Осенняя паутина | страница 85
Сторож чиркнул спичку, продолжая бормотать:
— Спички три копейки коробок. Виданое ли дело!
Пламя от спички перешло на свечу в высоком церковном подсвечнике и несколько мгновений мерцало тусклым глазком пока не распустилось ярче.
Посреди небольшой пустой комнаты с каменным полом на столе стоял черный гроб, большой. Другого, маленького не было.
Павел Васильевич недоуменно посмотрел на сторожа и только тут увидел, что один глаз у него кривой.
— А где же?..
Сторож мигнул здоровым глазом на гроб.
— Да тут же.
— В одном, значит, гробу?
— Вроде того.
С боязливым любопытством Павел Васильевич заглянул в гроб, увидел оплывшее, точно из воска, женское лицо и длинное тело в белом. Больше никого.
Неприятно едкий, терпкий запах окружал гроб.
— Но в гробу нет.
— Знамо нет. Покойница, царство ей небесное, и то еле уместилась. Притом же муж придёт её хоронить. Никак нельзя было иначе уложить. А тут и ему невдомёк и дите удобно.
Он полез в карман, достал ножик и бурчливо сказал:
— Вот теперь опять работа. Только зашил, пороть надо.
Подошёл к гробу, раскрыл саван.
Павел Васильевич внезапно почувствовал, как весь тлетворный холод, собравшийся в мертвецкой, перелился внутрь его. Стало тошно и голова закружилась до того, что он, боясь упасть, прислонился к стене.
И пока сторож делал своё дело, он не мог ни помешать ему, ни остановить его, а только бессильно бормотал: «Господи, да что же это такое!.. Господи!..»
Хотел уйти и тоже не мог.
И в то время, как до него доносился, как будто из какой-то темной, зияющей ямы равнодушный глухой голос сторожа, по-видимому окончившего своё дело, он все продолжал бормотать эти слова. Теперь уже ничего того, о чем просила жена и чего он тоже хотел, было не нужно, и сам он как бы неудержимо падал в эту отвратительную, мрачную яму.
Трус
I
Известный в городе присяжный поверенный Звягин очень любил праздник Пасхи.

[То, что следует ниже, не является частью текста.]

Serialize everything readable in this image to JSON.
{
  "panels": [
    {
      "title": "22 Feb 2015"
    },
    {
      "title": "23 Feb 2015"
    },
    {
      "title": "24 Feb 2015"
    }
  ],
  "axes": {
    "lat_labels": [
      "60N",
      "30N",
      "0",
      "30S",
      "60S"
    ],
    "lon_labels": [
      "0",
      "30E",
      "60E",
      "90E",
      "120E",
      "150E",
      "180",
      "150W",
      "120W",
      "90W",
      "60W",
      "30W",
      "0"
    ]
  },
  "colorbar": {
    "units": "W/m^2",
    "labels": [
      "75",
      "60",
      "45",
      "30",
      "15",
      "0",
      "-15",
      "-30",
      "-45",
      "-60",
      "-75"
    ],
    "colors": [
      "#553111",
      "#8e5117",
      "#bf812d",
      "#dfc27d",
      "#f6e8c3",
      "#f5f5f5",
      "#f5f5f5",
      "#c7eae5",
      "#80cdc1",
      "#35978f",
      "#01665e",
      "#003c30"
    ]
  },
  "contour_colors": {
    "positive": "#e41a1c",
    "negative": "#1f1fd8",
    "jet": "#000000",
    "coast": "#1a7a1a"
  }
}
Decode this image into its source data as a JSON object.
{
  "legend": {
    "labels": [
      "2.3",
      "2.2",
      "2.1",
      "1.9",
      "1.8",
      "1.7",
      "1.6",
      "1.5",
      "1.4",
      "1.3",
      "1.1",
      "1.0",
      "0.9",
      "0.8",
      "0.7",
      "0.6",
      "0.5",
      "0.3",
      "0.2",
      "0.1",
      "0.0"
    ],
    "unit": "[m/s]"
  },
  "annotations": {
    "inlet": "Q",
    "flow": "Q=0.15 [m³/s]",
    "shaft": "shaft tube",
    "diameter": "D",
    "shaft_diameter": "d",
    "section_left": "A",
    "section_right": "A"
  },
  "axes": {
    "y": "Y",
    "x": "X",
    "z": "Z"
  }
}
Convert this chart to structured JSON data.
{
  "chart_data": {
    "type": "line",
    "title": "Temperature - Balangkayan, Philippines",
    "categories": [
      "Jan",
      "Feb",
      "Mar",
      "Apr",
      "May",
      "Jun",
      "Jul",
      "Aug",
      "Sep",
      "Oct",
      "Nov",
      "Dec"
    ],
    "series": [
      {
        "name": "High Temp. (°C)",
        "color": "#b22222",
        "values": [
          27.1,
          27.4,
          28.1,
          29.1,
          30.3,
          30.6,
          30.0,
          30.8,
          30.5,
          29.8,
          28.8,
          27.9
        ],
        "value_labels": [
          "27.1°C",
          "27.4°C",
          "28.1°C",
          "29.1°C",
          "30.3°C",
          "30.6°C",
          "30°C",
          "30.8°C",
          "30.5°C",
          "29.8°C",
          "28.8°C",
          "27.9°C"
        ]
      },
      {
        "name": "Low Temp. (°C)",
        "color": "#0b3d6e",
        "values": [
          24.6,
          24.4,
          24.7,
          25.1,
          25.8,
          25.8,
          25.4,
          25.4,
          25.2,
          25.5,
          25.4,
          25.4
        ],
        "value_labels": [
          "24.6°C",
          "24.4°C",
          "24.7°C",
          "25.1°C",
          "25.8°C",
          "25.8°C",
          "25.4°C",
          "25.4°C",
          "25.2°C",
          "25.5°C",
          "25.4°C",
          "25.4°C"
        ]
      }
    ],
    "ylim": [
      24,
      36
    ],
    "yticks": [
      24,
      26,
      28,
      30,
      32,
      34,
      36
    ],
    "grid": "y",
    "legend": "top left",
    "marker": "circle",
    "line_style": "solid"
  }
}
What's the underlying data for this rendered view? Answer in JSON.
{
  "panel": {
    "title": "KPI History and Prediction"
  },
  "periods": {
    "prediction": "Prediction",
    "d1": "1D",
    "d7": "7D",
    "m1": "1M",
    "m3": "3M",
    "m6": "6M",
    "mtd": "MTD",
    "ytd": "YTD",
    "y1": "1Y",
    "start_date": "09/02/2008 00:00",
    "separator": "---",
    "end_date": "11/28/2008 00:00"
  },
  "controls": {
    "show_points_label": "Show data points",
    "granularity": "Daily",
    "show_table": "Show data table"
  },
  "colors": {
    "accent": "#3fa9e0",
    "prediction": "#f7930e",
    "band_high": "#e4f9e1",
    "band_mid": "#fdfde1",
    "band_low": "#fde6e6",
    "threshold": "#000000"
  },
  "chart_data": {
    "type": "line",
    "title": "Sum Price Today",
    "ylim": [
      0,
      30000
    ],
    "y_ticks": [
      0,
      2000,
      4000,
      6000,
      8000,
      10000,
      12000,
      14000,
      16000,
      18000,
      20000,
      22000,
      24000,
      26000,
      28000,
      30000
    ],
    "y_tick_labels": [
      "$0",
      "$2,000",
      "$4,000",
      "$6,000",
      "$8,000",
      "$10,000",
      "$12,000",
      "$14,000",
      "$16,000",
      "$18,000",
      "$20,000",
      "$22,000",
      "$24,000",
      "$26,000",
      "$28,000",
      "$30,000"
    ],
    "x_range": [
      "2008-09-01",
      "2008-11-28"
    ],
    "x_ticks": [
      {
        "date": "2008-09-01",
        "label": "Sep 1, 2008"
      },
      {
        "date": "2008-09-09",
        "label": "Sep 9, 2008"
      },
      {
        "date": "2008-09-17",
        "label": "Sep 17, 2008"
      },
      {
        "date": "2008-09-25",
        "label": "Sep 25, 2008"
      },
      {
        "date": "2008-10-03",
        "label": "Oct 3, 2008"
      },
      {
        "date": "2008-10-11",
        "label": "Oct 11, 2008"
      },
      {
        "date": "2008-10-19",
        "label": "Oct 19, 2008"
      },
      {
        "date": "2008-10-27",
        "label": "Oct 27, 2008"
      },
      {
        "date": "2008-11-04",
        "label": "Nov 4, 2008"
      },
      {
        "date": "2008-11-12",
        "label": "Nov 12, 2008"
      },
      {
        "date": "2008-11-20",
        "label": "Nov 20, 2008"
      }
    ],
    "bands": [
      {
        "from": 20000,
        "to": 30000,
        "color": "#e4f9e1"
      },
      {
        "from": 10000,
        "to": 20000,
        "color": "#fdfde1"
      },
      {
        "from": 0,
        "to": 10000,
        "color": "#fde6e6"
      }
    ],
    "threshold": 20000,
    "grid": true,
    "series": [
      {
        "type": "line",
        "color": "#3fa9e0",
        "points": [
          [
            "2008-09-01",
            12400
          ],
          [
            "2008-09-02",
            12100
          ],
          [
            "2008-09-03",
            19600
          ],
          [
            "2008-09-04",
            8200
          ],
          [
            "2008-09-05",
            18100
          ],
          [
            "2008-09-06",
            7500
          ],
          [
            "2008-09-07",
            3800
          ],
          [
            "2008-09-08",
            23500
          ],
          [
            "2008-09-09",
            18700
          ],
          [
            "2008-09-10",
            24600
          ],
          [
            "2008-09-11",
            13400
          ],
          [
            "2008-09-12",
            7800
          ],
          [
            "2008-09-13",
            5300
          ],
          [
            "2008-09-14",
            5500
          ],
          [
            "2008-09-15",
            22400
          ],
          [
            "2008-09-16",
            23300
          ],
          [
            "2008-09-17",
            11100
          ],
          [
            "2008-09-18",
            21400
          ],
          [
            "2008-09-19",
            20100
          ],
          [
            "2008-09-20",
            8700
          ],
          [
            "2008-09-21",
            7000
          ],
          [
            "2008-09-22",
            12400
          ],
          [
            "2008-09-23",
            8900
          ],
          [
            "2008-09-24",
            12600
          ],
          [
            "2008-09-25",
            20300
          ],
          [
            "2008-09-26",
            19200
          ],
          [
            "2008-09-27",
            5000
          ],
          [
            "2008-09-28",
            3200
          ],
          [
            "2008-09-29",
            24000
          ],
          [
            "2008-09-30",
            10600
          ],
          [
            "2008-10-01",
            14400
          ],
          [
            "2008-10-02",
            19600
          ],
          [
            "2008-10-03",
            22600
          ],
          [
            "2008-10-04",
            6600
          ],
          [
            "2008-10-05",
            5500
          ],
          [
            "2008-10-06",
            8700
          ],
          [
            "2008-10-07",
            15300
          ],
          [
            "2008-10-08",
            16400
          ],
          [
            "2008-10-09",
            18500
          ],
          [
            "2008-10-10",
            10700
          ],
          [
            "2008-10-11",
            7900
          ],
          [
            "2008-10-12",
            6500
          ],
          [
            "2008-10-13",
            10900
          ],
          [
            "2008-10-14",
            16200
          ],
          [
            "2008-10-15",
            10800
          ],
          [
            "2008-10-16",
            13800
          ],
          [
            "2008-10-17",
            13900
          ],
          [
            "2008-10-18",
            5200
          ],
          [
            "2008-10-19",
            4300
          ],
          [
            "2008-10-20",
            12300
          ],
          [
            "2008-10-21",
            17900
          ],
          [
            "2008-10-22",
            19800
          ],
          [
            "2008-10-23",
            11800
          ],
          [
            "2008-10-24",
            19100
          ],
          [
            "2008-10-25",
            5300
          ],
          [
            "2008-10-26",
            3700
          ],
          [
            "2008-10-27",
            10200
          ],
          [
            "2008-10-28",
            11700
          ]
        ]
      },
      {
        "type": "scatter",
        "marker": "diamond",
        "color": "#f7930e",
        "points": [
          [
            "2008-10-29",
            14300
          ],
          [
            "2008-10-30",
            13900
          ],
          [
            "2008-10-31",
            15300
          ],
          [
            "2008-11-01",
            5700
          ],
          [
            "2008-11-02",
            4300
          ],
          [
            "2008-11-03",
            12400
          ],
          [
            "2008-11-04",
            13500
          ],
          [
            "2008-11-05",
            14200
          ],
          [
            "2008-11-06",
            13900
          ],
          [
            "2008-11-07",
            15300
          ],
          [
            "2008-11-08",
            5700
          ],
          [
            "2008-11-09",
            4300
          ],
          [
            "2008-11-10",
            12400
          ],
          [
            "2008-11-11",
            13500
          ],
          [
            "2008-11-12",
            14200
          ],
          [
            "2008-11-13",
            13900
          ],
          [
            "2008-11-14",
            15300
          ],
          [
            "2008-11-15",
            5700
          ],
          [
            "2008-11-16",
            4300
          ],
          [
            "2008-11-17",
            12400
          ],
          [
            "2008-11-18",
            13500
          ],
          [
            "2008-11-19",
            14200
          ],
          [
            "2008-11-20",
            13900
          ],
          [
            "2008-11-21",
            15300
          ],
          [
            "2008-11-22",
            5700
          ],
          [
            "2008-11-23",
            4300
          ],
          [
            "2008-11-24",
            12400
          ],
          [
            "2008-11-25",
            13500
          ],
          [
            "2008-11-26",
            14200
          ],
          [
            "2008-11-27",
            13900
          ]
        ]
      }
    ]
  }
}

— Это мне напоминает детство, — сантиментально говорил он, и так сам себя уверил, что в пасхальную субботу таскал детей к заутрени, хоть они больше тянулись к своим постелям, чем к церкви, сияющей огнями.
— И зачем только трепать здоровье и нервы детей? — протестовала жена.
Звягин презрительно отвечал на это:
— Видите ли, мадам... — он всегда так обращался к жене, когда они были не в ладах. — Если у вас нет в душе намёка на поэзию, не отнимайте её у других. Я хочу, чтобы дети впитали в себя одно из самых трогательных впечатлений.
И он не только вёз их к заутрени, но и заставлял после заутрени разговляться, хотя бы те падали от сна.